Lung adenocarcinoma accounts for the majority of lung cancer cases and impact survival rate of patients severely. Immunotherapy is an effective treatment for lung adenocarcinoma but is restricted by many factors including immune checkpoint expression and the inhibitory immune microenvironment. This study aimed to explore the immune microenvironment in lung adenocarcinoma via disulfidptosis.
Public datasets of lung adenocarcinoma from the TCGA and GEO was adopted as the training and validation cohort. Based on the differences in the expression of disulfidptosis -related genes, a glucose metabolism and immune response prognostic model was constructed. The prognostic value and clinical relationship of the model were further explored. Immune-related analyses were performed according to CIBERSORT, ssGSEA, TIDE, IPS.

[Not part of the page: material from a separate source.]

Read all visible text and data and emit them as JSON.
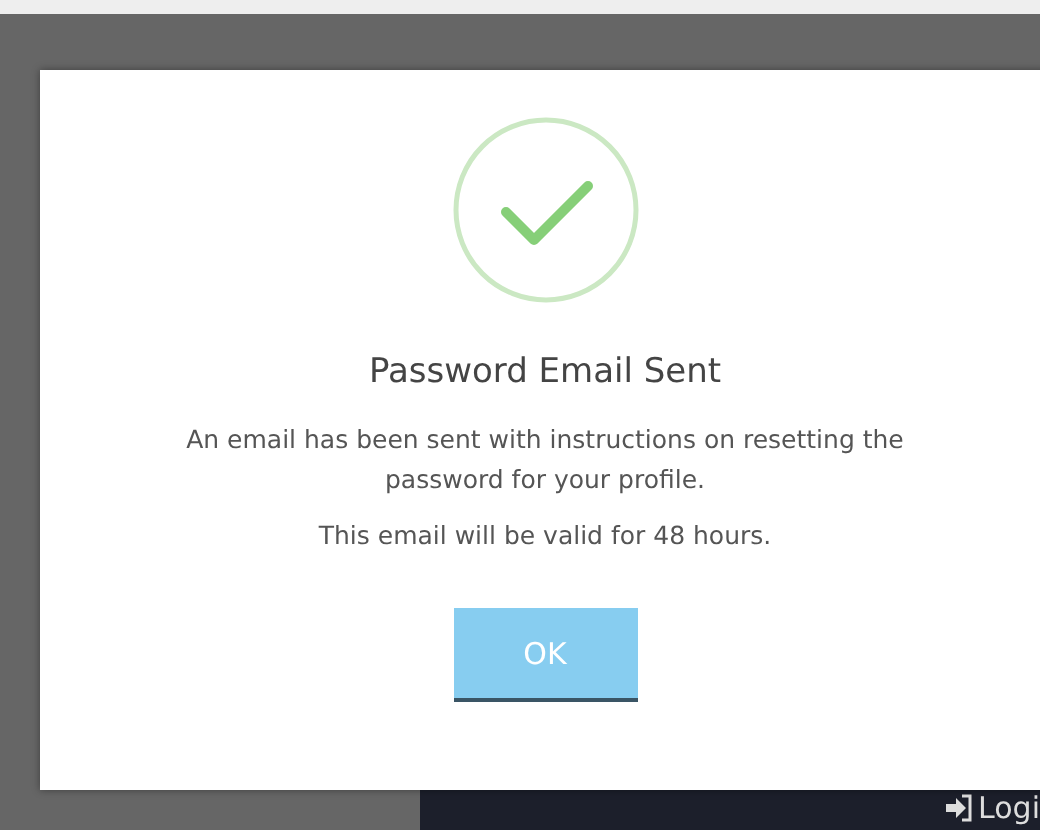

We verified that the model could accurately predict the survival expectancy of lung adenocarcinoma patients. Patients with lung adenocarcinoma and a low-risk score had better survival outcomes according to the model. Moreover, the high-risk group tended to have an immunosuppressive effect, as reflected by the immune cell components, phenotypes and functions. We also found that the clinically relevant immune checkpoint CTLA-4 was significantly higher in low-risk group (P<0.05), indicating that the high-risk group may suffer worse tumor immunotherapy efficacy. Finally, we found that this model has accurate predictive value for the efficacy of immune checkpoint blockade in non-small cell lung cancer (P<0.05).
The prognostic model demonstrated the feasibility of predicting survival and immunotherapy efficacy via disulfidptosis-related genes and will facilitate the development of personalized anticancer therapy.